Le lancement du plan de décarbonation et la création d'une gouvernance en charge de sa réalisation (3 mois)

7. Mise en place d'une offre de formation et d'accompagnement des exploitants agricoles aux nouvelles méthodes de production.

Les exploitants doivent être formés à la mise en place des leviers de décarbonation, souvent en rupture avec les méthodes de production habituelles. Cela nécessite d’identifier les compétences manquantes et les acteurs à former, de créer une base de connaissances regroupant les meilleures pratiques et retour d’expérience d’acteurs ayant déjà décarboné tout ou partie de leurs activités, et d’animer des sessions de formation régulières et accessibles au plus grand nombre. Là encore, les acteurs avals peuvent jouer un rôle clé dans la diffusion et le partage des bonnes pratiques entre les agriculteurs, ou encore dans la mise en relation avec les chambres locales d’agriculture qui proposent des formations spécialisées (comme « Le carbone tout simplement » proposé par la Chambre d’Agriculture Grand est)23.

8. Développement d'outils de suivi de la capture des gains de CO2 sur l'ensemble de la chaîne de valeur et notamment auprès des exploitants agricoles.

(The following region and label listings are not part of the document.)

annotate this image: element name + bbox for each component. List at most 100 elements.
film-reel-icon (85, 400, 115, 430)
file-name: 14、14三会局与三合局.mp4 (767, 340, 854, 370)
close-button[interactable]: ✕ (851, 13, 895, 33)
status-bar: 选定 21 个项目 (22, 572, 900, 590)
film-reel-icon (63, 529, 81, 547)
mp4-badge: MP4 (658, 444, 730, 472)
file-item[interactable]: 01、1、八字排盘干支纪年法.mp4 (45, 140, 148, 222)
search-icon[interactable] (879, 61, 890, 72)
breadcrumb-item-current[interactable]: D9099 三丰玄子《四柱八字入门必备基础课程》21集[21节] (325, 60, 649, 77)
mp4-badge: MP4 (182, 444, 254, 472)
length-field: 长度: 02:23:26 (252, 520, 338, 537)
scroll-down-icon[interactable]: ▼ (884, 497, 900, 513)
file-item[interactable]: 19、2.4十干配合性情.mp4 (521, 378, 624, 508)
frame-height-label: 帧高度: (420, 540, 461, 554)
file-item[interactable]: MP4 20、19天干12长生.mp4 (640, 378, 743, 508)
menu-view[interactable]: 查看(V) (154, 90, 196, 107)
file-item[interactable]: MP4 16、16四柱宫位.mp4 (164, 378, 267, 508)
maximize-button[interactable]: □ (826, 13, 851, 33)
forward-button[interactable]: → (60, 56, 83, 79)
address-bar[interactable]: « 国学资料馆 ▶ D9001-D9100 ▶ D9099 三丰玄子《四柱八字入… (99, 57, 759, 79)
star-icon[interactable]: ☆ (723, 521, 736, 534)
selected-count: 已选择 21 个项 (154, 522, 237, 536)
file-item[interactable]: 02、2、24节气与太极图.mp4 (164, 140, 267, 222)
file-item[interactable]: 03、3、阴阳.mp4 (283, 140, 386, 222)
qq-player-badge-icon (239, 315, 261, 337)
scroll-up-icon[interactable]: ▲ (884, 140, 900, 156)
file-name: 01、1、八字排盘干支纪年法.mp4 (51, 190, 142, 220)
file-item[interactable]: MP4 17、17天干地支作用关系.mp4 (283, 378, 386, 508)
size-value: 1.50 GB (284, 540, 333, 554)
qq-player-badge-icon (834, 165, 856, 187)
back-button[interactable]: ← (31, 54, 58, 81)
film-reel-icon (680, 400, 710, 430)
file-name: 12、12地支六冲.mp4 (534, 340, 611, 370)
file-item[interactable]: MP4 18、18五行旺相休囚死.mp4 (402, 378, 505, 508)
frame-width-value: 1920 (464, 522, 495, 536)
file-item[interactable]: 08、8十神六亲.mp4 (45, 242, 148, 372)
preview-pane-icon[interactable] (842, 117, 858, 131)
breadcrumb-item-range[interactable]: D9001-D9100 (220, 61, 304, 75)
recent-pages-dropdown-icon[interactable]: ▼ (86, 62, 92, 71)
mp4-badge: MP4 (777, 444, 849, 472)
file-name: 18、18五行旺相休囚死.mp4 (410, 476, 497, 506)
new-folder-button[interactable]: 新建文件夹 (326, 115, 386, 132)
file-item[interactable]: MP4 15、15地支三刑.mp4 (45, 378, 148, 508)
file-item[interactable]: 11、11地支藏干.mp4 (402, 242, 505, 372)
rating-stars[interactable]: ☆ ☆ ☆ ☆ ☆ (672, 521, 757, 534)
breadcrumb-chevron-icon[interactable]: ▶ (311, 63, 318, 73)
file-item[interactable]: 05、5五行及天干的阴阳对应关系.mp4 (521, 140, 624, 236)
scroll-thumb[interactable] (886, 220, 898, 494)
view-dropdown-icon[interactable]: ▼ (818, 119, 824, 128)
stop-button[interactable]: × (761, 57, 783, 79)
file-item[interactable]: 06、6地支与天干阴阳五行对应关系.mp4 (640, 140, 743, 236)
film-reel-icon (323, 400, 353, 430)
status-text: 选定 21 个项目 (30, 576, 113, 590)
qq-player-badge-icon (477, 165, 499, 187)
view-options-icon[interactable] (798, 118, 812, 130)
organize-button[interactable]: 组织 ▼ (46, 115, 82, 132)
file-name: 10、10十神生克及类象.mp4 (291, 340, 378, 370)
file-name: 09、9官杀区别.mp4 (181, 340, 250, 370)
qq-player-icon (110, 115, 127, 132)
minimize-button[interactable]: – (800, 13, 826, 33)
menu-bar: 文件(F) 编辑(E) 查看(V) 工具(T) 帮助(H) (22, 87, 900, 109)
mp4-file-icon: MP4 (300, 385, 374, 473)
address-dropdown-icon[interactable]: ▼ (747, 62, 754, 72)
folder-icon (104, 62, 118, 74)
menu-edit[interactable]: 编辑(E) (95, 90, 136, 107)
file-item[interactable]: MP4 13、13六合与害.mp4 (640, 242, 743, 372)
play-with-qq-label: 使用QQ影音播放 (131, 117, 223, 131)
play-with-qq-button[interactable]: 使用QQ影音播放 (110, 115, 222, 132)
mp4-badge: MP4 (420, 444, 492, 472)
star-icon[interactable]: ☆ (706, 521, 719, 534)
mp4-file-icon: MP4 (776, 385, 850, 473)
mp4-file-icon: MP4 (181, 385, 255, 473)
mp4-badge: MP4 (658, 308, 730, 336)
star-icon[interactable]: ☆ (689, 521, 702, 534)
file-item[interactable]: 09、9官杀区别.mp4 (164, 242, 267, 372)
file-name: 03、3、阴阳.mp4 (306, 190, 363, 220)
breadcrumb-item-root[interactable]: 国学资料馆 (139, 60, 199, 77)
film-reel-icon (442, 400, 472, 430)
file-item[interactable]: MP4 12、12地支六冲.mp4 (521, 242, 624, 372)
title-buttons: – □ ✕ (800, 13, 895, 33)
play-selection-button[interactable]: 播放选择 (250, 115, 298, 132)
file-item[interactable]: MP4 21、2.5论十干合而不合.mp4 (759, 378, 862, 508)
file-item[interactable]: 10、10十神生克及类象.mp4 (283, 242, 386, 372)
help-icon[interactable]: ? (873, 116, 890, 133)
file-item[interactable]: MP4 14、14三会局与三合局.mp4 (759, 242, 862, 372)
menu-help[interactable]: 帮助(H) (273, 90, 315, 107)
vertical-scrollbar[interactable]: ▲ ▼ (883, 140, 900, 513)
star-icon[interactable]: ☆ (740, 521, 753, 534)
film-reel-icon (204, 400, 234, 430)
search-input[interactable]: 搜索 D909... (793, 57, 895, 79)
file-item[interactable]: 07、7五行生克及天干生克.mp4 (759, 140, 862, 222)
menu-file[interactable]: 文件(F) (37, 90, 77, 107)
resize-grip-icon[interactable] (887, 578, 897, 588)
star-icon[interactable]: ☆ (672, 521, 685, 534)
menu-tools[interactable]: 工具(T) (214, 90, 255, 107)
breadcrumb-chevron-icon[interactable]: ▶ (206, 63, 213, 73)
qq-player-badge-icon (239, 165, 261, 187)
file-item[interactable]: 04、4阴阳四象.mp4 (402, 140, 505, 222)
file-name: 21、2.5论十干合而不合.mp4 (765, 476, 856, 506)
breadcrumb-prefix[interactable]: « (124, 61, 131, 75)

De nombreux outils, traditionnellement utilisés pour estimer les crédits carbones générés par les pratiques agricoles, permettent de mesurer les émissions des exploitants, en intégrant 3 types de données : les pratiques agricoles de l’exploitant (outils agricoles, utilisation d’intrants, types de cultures), le contexte régional (géographie, climat, environnement), et la télédétection par satellite (présence de cultures, niveaux de biomasse, rotation des cultures).

9. Mise en place d’une gouvernance visant à piloter l’atteinte de la cible de décarbonation et permettant de moduler, si besoin, l’allocation du financement.

De la même manière qu’une "tour de contrôle" pilote la mise en place des optimisations nécessaires, une gouvernance doit être définie et déployée pour permettre le bon pilotage du plan de décarbonation. L’exécution des financements, la mise en œuvre des leviers sur le terrain, les évolutions des émissions de CO2eq et l’identification des potentiels écarts sont des points de suivi clés. Plusieurs leviers peuvent être adoptés pour assurer l’implication des exploitants sur toute la durée du plan, par exemple l’attribution de financements additionnels et de formations suite à la bonne mise en œuvre des différents leviers et aux résultats obtenus, ou encore l’attribution conditionnelle de capacités d’investissements selon le rythme de capture de gains.


La collaboration des acteurs au sein de la même filière, "de la fourche à la fourchette", peut permettre l’atteinte des objectifs de décarbonation tout en préservant l’équilibre financier de l’ensemble des acteurs de la filière. Dans ce schéma, l’aval, concentré sur les gros acteurs, active les leviers d’optimisation logistiques et industriels permettant de dégager une capacité d’investissement, ensuite réinjectée dans la décarbonation amont de la filière, chez l’agriculteur ou l’éleveur, et bénéficie en contrepartie de l’amélioration scope 3 promise aux investisseurs et aux clients finaux. Cette gestion "amont - aval" requiert un nouveau type de collaboration entre des acteurs historiquement silotés. Cette collaboration devient inévitable face à trois réalités : l'obligation réglementaire, avec notamment l’entrée en vigueur de la CSRD (Directive sur le reporting de durabilité des entreprises) qui impose le reporting des émissions fournisseurs, l'impératif économique d'anticiper les futures taxes carbone, et la réalité opérationnelle qu'aucun acteur isolé ne dispose à la fois des moyens financiers et des leviers d'action sur l'ensemble des émissions pour atteindre les objectifs fixés.